Les scènes, même les plus lyriques et  les plus osées respirent le vécu. Elles  sont  pour beaucoup, savoureuses, truculentes, ironiques et mordantes.

Sur le plateau, comme dans un grand magasin bien connu, ils se passe toujours quelque chose, et  toutes les séquences  s’enchaînent à un rythme effréné. On n’a jamais le temps de reprendre ni son souffle, ni ses esprits. Ça court, ça parle, ça pérore, ça hurle, ça entre, ça sort,  ça se congratule, ça baise, ça se sodomise aussi (beaucoup d’ailleurs, un peu trop sans doute) dans un tournoiement incessant de 4heures 30 (excepté, bien sûr pendant l’entre-acte...).

Sol dallé noir et blanc, murs de façades haussmanniennes, praticables   géants…La scénographie de Pierre-André Weitz est splendide. Elle évoque le théâtre de tréteaux et offre de belles circulations aux acteurs.

Ces derniers sont une dizaine, qui interprètent une vingtaine de rôles. En écho à la démesure du texte,  ils portent haut leur voix.  Même s’ils manquent de nuances (surtout dans la première partie), leur énergie et leur fantaisie estomaquent.

Deux musiciens, un accordéoniste et un pianiste, contribuent à soulever la représentation.

Quelques réserves

Comme souvent dans les textes délirants et baroques, le pire est embarqué dans le flot du meilleur. Celui d’Olivier Py n’échappe pas à ce travers. Parfois, sa plume s’emballe, et elle dérape alors dans le narcissisme, la caricature, l’hyperbole, le poncif et  la mauvaise foi.

Encore un mot...

Il est impossible de rester impassible devant ce spectacle impétueux et brillant  truffé de réflexions sur le pouvoir, la foi, le mysticisme, la littérature et la sexualité. Ça l’est d’autant moins que les personnages qu’il met en scène ont tous existé  (ou  existent encore),et que, pour qui connaît un peu le milieu politico-culturel parisien, il est facile de les reconnaître, à commencer par le premier d’entre eux. Car cet Aurélien, dont Olivier Py nous retrace ici la tumultueuse épopée, c’est bien sûr lui-même.  Certes, le dramaturge  étrille et éreinte ses compagnons de route, mais  il ne s’épargne pas, qui affiche, en vrac,  au risque de choquer et de déplaire, son homosexualité débridée, son goût démesuré pour la sodomie, son  ambition insatiable, son mysticisme masochiste et sa revendication provocante d’une totale liberté. 
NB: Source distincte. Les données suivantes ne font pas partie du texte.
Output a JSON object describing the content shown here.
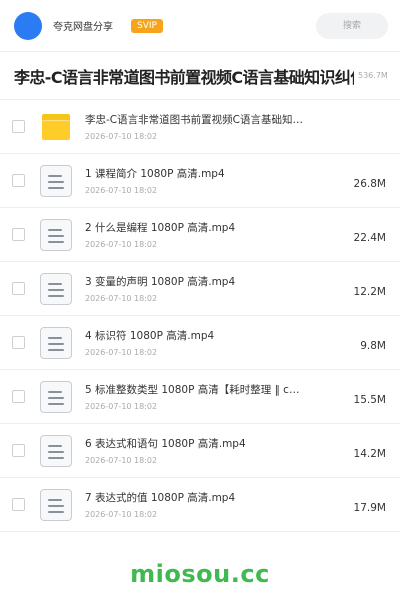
{
  "header": {
    "username": "夸克网盘分享",
    "badge": "SVIP",
    "search_placeholder": "搜索"
  },
  "folder": {
    "title": "李忠-C语言非常道图书前置视频C语言基础知识纠偏",
    "size": "536.7M"
  },
  "items": [
    {
      "type": "folder",
      "icon": "folder-icon",
      "name": "李忠-C语言非常道图书前置视频C语言基础知识纠偏",
      "date": "2026-07-10 18:02",
      "size": ""
    },
    {
      "type": "file",
      "icon": "document-icon",
      "name": "1 课程简介 1080P 高清.mp4",
      "date": "2026-07-10 18:02",
      "size": "26.8M"
    },
    {
      "type": "file",
      "icon": "document-icon",
      "name": "2 什么是编程 1080P 高清.mp4",
      "date": "2026-07-10 18:02",
      "size": "22.4M"
    },
    {
      "type": "file",
      "icon": "document-icon",
      "name": "3 变量的声明 1080P 高清.mp4",
      "date": "2026-07-10 18:02",
      "size": "12.2M"
    },
    {
      "type": "file",
      "icon": "document-icon",
      "name": "4 标识符 1080P 高清.mp4",
      "date": "2026-07-10 18:02",
      "size": "9.8M"
    },
    {
      "type": "file",
      "icon": "document-icon",
      "name": "5 标准整数类型 1080P 高清【耗时整理 ‖ c…",
      "date": "2026-07-10 18:02",
      "size": "15.5M"
    },
    {
      "type": "file",
      "icon": "document-icon",
      "name": "6 表达式和语句 1080P 高清.mp4",
      "date": "2026-07-10 18:02",
      "size": "14.2M"
    },
    {
      "type": "file",
      "icon": "document-icon",
      "name": "7 表达式的值 1080P 高清.mp4",
      "date": "2026-07-10 18:02",
      "size": "17.9M"
    }
  ],
  "watermark": "miosou.cc",
  "colors": {
    "avatar": "#2b7bf3",
    "svip_badge": "#f7a41d",
    "folder": "#ffcc29",
    "watermark": "#3fb950"
  }
}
Au fond, on a l’impression que l’actuel patron du Festival d’Avignon n’a écrit  toute cette terrible et foutraque  « traversée de Paris » que pour se mettre à nu et se faire flageller.  La confession pour gagner la rédemption !  Bien vu ! 
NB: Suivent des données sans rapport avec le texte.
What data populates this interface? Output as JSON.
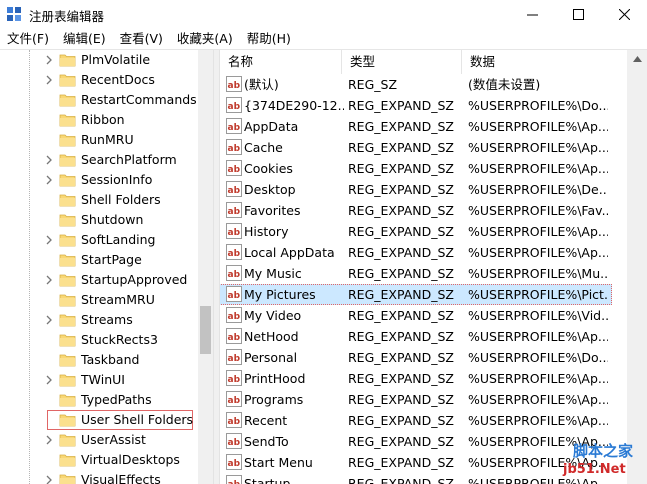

Certains le traînent dans la boue. Mais d’aucuns, malgré les boursouflures, les provocations et les redondances  de son texte, lui donnent l’absolution. Les spectateurs semblent être de ceux là. Ils restent jusqu’à la fin de la représentation.

Une phrase

«  Cela faisait longtemps que je ne m’étais pas attaqué à un récit monstre comme celui de ce  roman, monstre dans la démesure des personnages, des situations, des prises de paroles ! J’aime les monstres et le public aussi !"  (Olivier Py, auteur-metteur en scène).

L'auteur

Metteur en scène de théâtre et d’opéras, dramaturge, comédien, écrivain, poète, Olivier  Py, né le 24 juillet 1965 à Grasse, est, à sa manière, un ogre et un bretteur. Non seulement il dévore la vie sous tous ses aspects, mais il aime à ferrailler sur de multiples fronts : social, politique, dramaturgique, et religieux.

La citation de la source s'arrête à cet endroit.